Recurring market commentary on what’s happening in the crypto markets, summarized by the Crypto Broker team at Crypto Finance AG.
So far, 2022 has been a year of mostly unattractive and low-tier pricing for digital assets. Uncertainty about the legal/regulatory framework, coupled with a hostile macro environment (inflation, Russia/Ukraine, etc.) is pushing people to stay on the sidelines and wait for events to decouple.
Correlation with traditional markets
Here are short facts about the Bitcoin correlations:
- The trading volumes of BTC and ETH are now positioned at the bottom 25% of the 5-year transactions.
- BTC has been performing as a growth-oriented risky stock for many months (30d beta and correlation with NASDAQ:QQQ are 1.19 and 0.68 respectively).
- Most cryptocurrencies are returning beta times bitcoin.
- Then again, with stable betas, pair trading and coinintegrated portfolios are attractive from a low to medium frequency trading perspective.
The BTC 1d Heikenn Ashi candles chart called a buy on the evening of Monday, April 25th, after having called a sell on April 21st as the open-close spread was very tight. Major technical indicators, both oscillatory and moving averages, are in favour of a sell. In this low volatility environment (seeing as how there are neither positive nor negative news), I am happy to buy at $38k-$39k and sell at $41k-$42k. Looking at the Volume Profile Visible Range (VPVR):
- Support: $38k-$40k
- Resistance: $47k-$50k
Delta neutral strategies
Open Interest (OI) is stable WoW, with Binance covering nearly 30% of CEXs aggregate OI. As leverage continues to be low, the 3-month annualised rolling basis is trading at 1.98% on the CME, and funding rates are negative on most exchanges with the exception of Binance.
Interesting here is getting perpetual long positions on exchanges such as FTX (1-month annualised average funding rates: -19%) and short on Binance (1-month annualised average funding rates: +35%). Over the past month, this strategy would have yielded approx 4.5% – or 54% annualised (without considering fees/cost of capital/etc.) Of course, this strategy is not without risk since the two perpetuals are not fungible. The inclusion of this strategy on the one hand therefore leaves you market neutral (BTC neutral). On the other hand, it leaves you short USDT USD, and exposed to the risk of funding rates. Also note that funding rates are paid hourly on FTX and every eight hours on Binance. It is set to be powered by 0x, a decentralised exchange liquidity aggregator.

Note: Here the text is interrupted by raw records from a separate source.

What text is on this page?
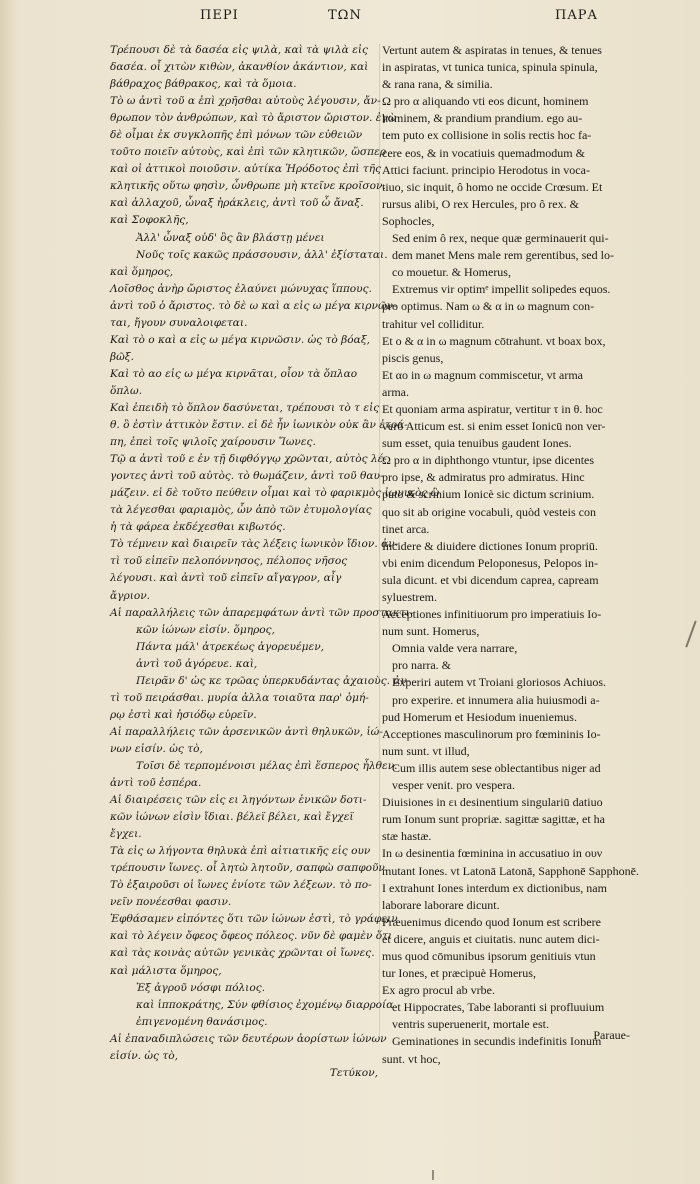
ΠΕΡΙ	ΤΩΝ	ΠΑΡΑ
Τρέπουσι δὲ τὰ δασέα εἰς ψιλὰ, καὶ τὰ ψιλὰ εἰς
δασέα. οἷ χιτὼν κιθὼν, ἀκανθίον ἀκάντιον, καὶ
βάθραχος βάθρακος, καὶ τὰ ὅμοια.
Τὸ ω ἀντὶ τοῦ α ἐπὶ χρῆσθαι αὐτοὺς λέγουσιν, ἄν-
θρωπον τὸν ἀνθρώπων, καὶ τὸ ἄριστον ὤριστον. ἐγὼ
δὲ οἶμαι ἐκ συγκλοπῆς ἐπὶ μόνων τῶν εὐθειῶν
τοῦτο ποιεῖν αὐτοὺς, καὶ ἐπὶ τῶν κλητικῶν, ὥσπερ
καὶ οἱ ἀττικοὶ ποιοῦσιν. αὐτίκα Ἡρόδοτος ἐπὶ τῆς
κλητικῆς οὕτω φησὶν, ὦνθρωπε μὴ κτεῖνε κροῖσον.
καὶ ἀλλαχοῦ, ὦναξ ἡράκλεις, ἀντὶ τοῦ ὦ ἄναξ.
καὶ Σοφοκλῆς,
Ἀλλ' ὧναξ οὐδ' ὃς ἂν βλάστῃ μένει
Νοῦς τοῖς κακῶς πράσσουσιν, ἀλλ' ἐξίσταται.
καὶ ὅμηρος,
Λοῖσθος ἀνὴρ ὤριστος ἐλαύνει μώνυχας ἵππους.
ἀντὶ τοῦ ὁ ἄριστος. τὸ δὲ ω καὶ α εἰς ω μέγα κιρνῶν-
ται, ἤγουν συναλοιφεται.
Καὶ τὸ ο καὶ α εἰς ω μέγα κιρνῶσιν. ὡς τὸ βόαξ,
βῶξ.
Καὶ τὸ αο εἰς ω μέγα κιρνᾶται, οἷον τὰ ὅπλαο
ὅπλω.
Καὶ ἐπειδὴ τὸ ὅπλον δασύνεται, τρέπουσι τὸ τ εἰς
θ. ὃ ἐστὶν ἀττικὸν ἔστιν. εἰ δὲ ἦν ἰωνικὸν οὐκ ἂν ἐτρά-
πη, ἐπεὶ τοῖς ψιλοῖς χαίρουσιν Ἴωνες.
Τῷ α ἀντὶ τοῦ ε ἐν τῇ διφθόγγῳ χρῶνται, αὐτὸς λέ-
γοντες ἀντὶ τοῦ αὐτὸς. τὸ θωμάζειν, ἀντὶ τοῦ θαυ-
μάζειν. εἰ δὲ τοῦτο πεύθειν οἶμαι καὶ τὸ φαρικμὸς ἰωνικὸς ὢ
τὰ λέγεσθαι φαριαμὸς, ὧν ἀπὸ τῶν ἐτυμολογίας
ἡ τὰ φάρεα ἐκδέχεσθαι κιβωτός.
Τὸ τέμνειν καὶ διαιρεῖν τὰς λέξεις ἰωνικὸν ἴδιον. ἀν-
τὶ τοῦ εἰπεῖν πελοπόννησος, πέλοπος νῆσος
λέγουσι. καὶ ἀντὶ τοῦ εἰπεῖν αἴγαγρον, αἶγ
ἄγριον.
Αἱ παραλλήλεις τῶν ἀπαρεμφάτων ἀντὶ τῶν προστακτι-
κῶν ἰώνων εἰσίν. ὅμηρος,
Πάντα μάλ' ἀτρεκέως ἀγορευέμεν,
ἀντὶ τοῦ ἀγόρευε. καὶ,
Πειρᾶν δ' ὡς κε τρῶας ὑπερκυδάντας ἀχαιοὺς. ἀν-
τὶ τοῦ πειράσθαι. μυρία ἀλλα τοιαῦτα παρ' ὁμή-
ρῳ ἐστὶ καὶ ἡσιόδῳ εὑρεῖν.
Αἱ παραλλήλεις τῶν ἀρσενικῶν ἀντὶ θηλυκῶν, ἰώ-
νων εἰσίν. ὡς τὸ,
Τοῖσι δὲ τερπομένοισι μέλας ἐπὶ ἕσπερος ἦλθεν.
ἀντὶ τοῦ ἑσπέρα.
Αἱ διαιρέσεις τῶν εἰς ει ληγόντων ἑνικῶν δοτι-
κῶν ἰώνων εἰσὶν ἴδιαι. βέλεϊ βέλει, καὶ ἔγχεϊ
ἔγχει.
Τὰ εἰς ω λήγοντα θηλυκὰ ἐπὶ αἰτιατικῆς εἰς ουν
τρέπουσιν ἴωνες. οἷ λητὼ λητοῦν, σαπφὼ σαπφοῦν.
Τὸ ἐξαιροῦσι οἱ ἴωνες ἐνίοτε τῶν λέξεων. τὸ πο-
νεῖν πονέεσθαι φασιν.
Ἐφθάσαμεν εἰπόντες ὅτι τῶν ἰώνων ἐστὶ, τὸ γράφειν
καὶ τὸ λέγειν ὄφεος ὄφεος πόλεος. νῦν δὲ φαμὲν ὅτι
καὶ τὰς κοινὰς αὐτῶν γενικὰς χρῶνται οἱ ἴωνες.
καὶ μάλιστα ὅμηρος,
Ἐξ ἀγροῦ νόσφι πόλιος.
καὶ ἱπποκράτης, Σύν φθίσιος ἐχομένῳ διαρροία
ἐπιγενομένη θανάσιμος.
Αἱ ἐπαναδιπλώσεις τῶν δευτέρων ἀορίστων ἰώνων
εἰσίν. ὡς τὸ,
Τετύκον,
Vertunt autem & aspiratas in tenues, & tenues
in aspiratas, vt tunica tunica, spinula spinula,
& rana rana, & similia.
Ω pro α aliquando vti eos dicunt, hominem
hominem, & prandium prandium. ego au-
tem puto ex collisione in solis rectis hoc fa-
cere eos, & in vocatiuis quemadmodum &
Attici faciunt. principio Herodotus in voca-
tiuo, sic inquit, ô homo ne occide Crœsum. Et
rursus alibi, O rex Hercules, pro ô rex. &
Sophocles,
Sed enim ô rex, neque quæ germinauerit qui-
dem manet Mens male rem gerentibus, sed lo-
co mouetur. & Homerus,
Extremus vir optimᵉ impellit solipedes equos.
pro optimus. Nam ω & α in ω magnum con-
trahitur vel colliditur.
Et o & α in ω magnum cōtrahunt. vt boax box,
piscis genus,
Et αο in ω magnum commiscetur, vt arma
arma.
Et quoniam arma aspiratur, vertitur τ in θ. hoc
verò Atticum est. si enim esset Ionicū non ver-
sum esset, quia tenuibus gaudent Iones.
Ω pro α in diphthongo vtuntur, ipse dicentes
pro ipse, & admiratus pro admiratus. Hinc
puto & scrinium Ionicè sic dictum scrinium.
quo sit ab origine vocabuli, quòd vesteis con
tinet arca.
Incidere & diuidere dictiones Ionum propriū.
vbi enim dicendum Peloponesus, Pelopos in-
sula dicunt. et vbi dicendum caprea, capream
syluestrem.
Acceptiones infinitiuorum pro imperatiuis Io-
num sunt. Homerus,
Omnia valde vera narrare,
pro narra. &
Experiri autem vt Troiani gloriosos Achiuos.
pro experire. et innumera alia huiusmodi a-
pud Homerum et Hesiodum inueniemus.
Acceptiones masculinorum pro fœmininis Io-
num sunt. vt illud,
Cum illis autem sese oblectantibus niger ad
vesper venit. pro vespera.
Diuisiones in ει desinentium singulariū datiuo
rum Ionum sunt propriæ. sagittæ sagittæ, et ha
stæ hastæ.
In ω desinentia fœminina in accusatiuo in ουν
mutant Iones. vt Latonā Latonā, Sapphonē Sapphonē.
Ι extrahunt Iones interdum ex dictionibus, nam
laborare laborare dicunt.
Præuenimus dicendo quod Ionum est scribere
et dicere, anguis et ciuitatis. nunc autem dici-
mus quod cōmunibus ipsorum genitiuis vtun
tur Iones, et præcipuè Homerus,
Ex agro procul ab vrbe.
et Hippocrates, Tabe laboranti si profluuium
ventris superuenerit, mortale est.
Geminationes in secundis indefinitis Ionum
sunt. vt hoc,
Paraue-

The term structure of ATM IV is trading a little higher in the very front-end, while the back-end is almost unchanged. The overall ATM IV is still very compressed, and the IV is 50% on the front-end and 65% on the back-end. As I have said in the past, although I think buying vol now is a good deal, it is important to keep two things in mind:
- 1. Many traders/MMs are using BTC and ETH options as a proxy to hedge DOV trades, thereby compressing volatility and making historical volatility levels unlikely to be displayed again.
- 2. Time-decay on medium/long-term options is likely to eat up most of the profits.
The IV/RV spread is quite narrow and many traders are placing short strangles that hold the spot at $38k-$42k. Then again, options traders reacted to spot price actions during the week as follows:
- BTC/USD above $41k: buy OTM call spread call and diagonal calls
- BTC/USD below $40k: iron condor/short strangles and puts protection the OI profile once again suggests that $40k is a magnet. At least, short gamma positions by MMs are not difficult to manage.